Understanding Palestine as a site to trace the global conditions of European colonialism, racial hierarchy, and Indigenous dispossession is an ongoing intellectual project. And while I recognize the risk of folding these very distinct histories and modes of oppression into each other, thereby dismissing the uniqueness of anti-Black racism in the United States, I also believe that a careful comparative analysis of the shared conditions and histories of violence exposes critical insights about colonial modernity. To come back to the figure of the witness in the West, this historical perspective also cautions us against any positionality of innocence or perspectives based on simplistic binaries of “good” or “bad.” As witnesses of violence, we can learn from the past and our entangled histories of racism, fascism, and antisemitism.
“We Cannot Cross Until We Carry Each Other”
In this essay, I have thus attempted to make sense of our positionality and responsibility in witnessing Gaza from the West, specifically as social theorists. Many might ask, why theory? I don’t have a good answer. Theory is one strategy of many, and it is one of the strategies I am committed to. I approach thinking with Palestine from a position of “feminist debt.” This proposition, formulated by political theorist Sumi Madhok, highlights the generative epistemological and methodological interventions that a critical and reflexive politics of location enables; a politics that considers the relational and historical dimensions of race-making. Feminist debt, Madhok writes, is a “debt that cannot be repaid.” Instead, it calls for acknowledging our responsibility to produce theories that open up new ways of thinking and contribute to reshaping the conditions of “thinkability” outside of hegemonic frames of reference. My attempt to think through some of the theoretical vocabularies we can draw from in Black Studies, Palestine Studies, and social theory is one way of “paying that debt.” To give a form—one of many—to what we are currently witnessing.

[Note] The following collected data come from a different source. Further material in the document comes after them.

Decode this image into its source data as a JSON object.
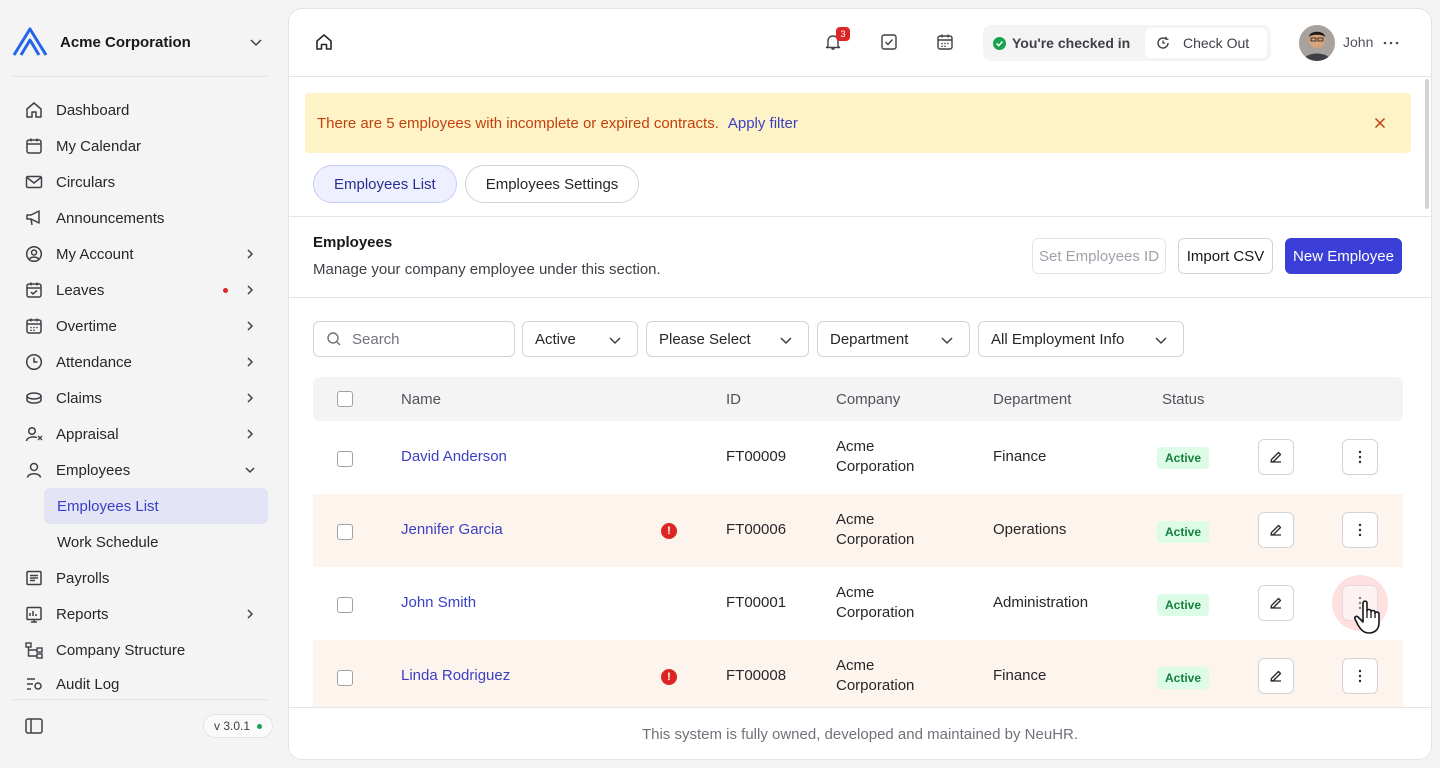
{
  "sidebar": {
    "company": "Acme Corporation",
    "version": "v 3.0.1",
    "items": [
      {
        "label": "Dashboard",
        "icon": "home-icon"
      },
      {
        "label": "My Calendar",
        "icon": "calendar-icon"
      },
      {
        "label": "Circulars",
        "icon": "mail-icon"
      },
      {
        "label": "Announcements",
        "icon": "megaphone-icon"
      },
      {
        "label": "My Account",
        "icon": "user-circle-icon"
      },
      {
        "label": "Leaves",
        "icon": "calendar-check-icon"
      },
      {
        "label": "Overtime",
        "icon": "calendar-clock-icon"
      },
      {
        "label": "Attendance",
        "icon": "clock-icon"
      },
      {
        "label": "Claims",
        "icon": "coins-icon"
      },
      {
        "label": "Appraisal",
        "icon": "user-star-icon"
      },
      {
        "label": "Employees",
        "icon": "user-icon"
      },
      {
        "label": "Payrolls",
        "icon": "receipt-icon"
      },
      {
        "label": "Reports",
        "icon": "report-icon"
      },
      {
        "label": "Company Structure",
        "icon": "hierarchy-icon"
      },
      {
        "label": "Audit Log",
        "icon": "audit-icon"
      }
    ],
    "employees_sub": [
      {
        "label": "Employees List"
      },
      {
        "label": "Work Schedule"
      }
    ]
  },
  "topbar": {
    "notification_count": "3",
    "checkin_text": "You're checked in",
    "checkout_label": "Check Out",
    "user_name": "John"
  },
  "alert": {
    "text": "There are 5 employees with incomplete or expired contracts.",
    "link": "Apply filter"
  },
  "tabs": [
    {
      "label": "Employees List"
    },
    {
      "label": "Employees Settings"
    }
  ],
  "section": {
    "title": "Employees",
    "subtitle": "Manage your company employee under this section.",
    "btn_set_id": "Set Employees ID",
    "btn_import": "Import CSV",
    "btn_new": "New Employee"
  },
  "filters": {
    "search_placeholder": "Search",
    "status": "Active",
    "select": "Please Select",
    "department": "Department",
    "employment": "All Employment Info"
  },
  "table": {
    "headers": {
      "name": "Name",
      "id": "ID",
      "company": "Company",
      "department": "Department",
      "status": "Status"
    },
    "rows": [
      {
        "name": "David Anderson",
        "id": "FT00009",
        "company_line1": "Acme",
        "company_line2": "Corporation",
        "department": "Finance",
        "status": "Active"
      },
      {
        "name": "Jennifer Garcia",
        "id": "FT00006",
        "company_line1": "Acme",
        "company_line2": "Corporation",
        "department": "Operations",
        "status": "Active"
      },
      {
        "name": "John Smith",
        "id": "FT00001",
        "company_line1": "Acme",
        "company_line2": "Corporation",
        "department": "Administration",
        "status": "Active"
      },
      {
        "name": "Linda Rodriguez",
        "id": "FT00008",
        "company_line1": "Acme",
        "company_line2": "Corporation",
        "department": "Finance",
        "status": "Active"
      }
    ]
  },
  "footer": "This system is fully owned, developed and maintained by NeuHR.",
  "colors": {
    "accent": "#3b3fd8",
    "warning_bg": "#fef3c7",
    "warning_text": "#c2410c",
    "success": "#16a34a",
    "danger": "#dc2626"
  }
}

Theory is never a solo endeavor. Perhaps this is also what characterizes the underdiscipline of antisociology. Our commitment to thinking with each other, to recover the social in antisocial circumstances: we rely on each other despite and because of the fact that our histories are intertwined. In the past six months, I kept coming back to Arielle Angel’s text “We Cannot Cross Until We Carry Each Other,” published on October 12, 2023 in Jewish Currents. I come back to this text to remind myself of a collective way forward, a way forward that takes settler colonial rule and race-making as our shared analytical-historical starting point, but without freezing in that position. Angel writes that we need to imagine a different movement for liberation, “where people stay to pick up the pieces, rearranging themselves not just as Jews or Palestinians [or any other identity category] but as antifascists and workers and artists.” To me, this echoed a question Black studies scholar Sophia Azeb posed a few years back, writing about Palestinian futurity in The Funambulist: “who will we be when we are free?”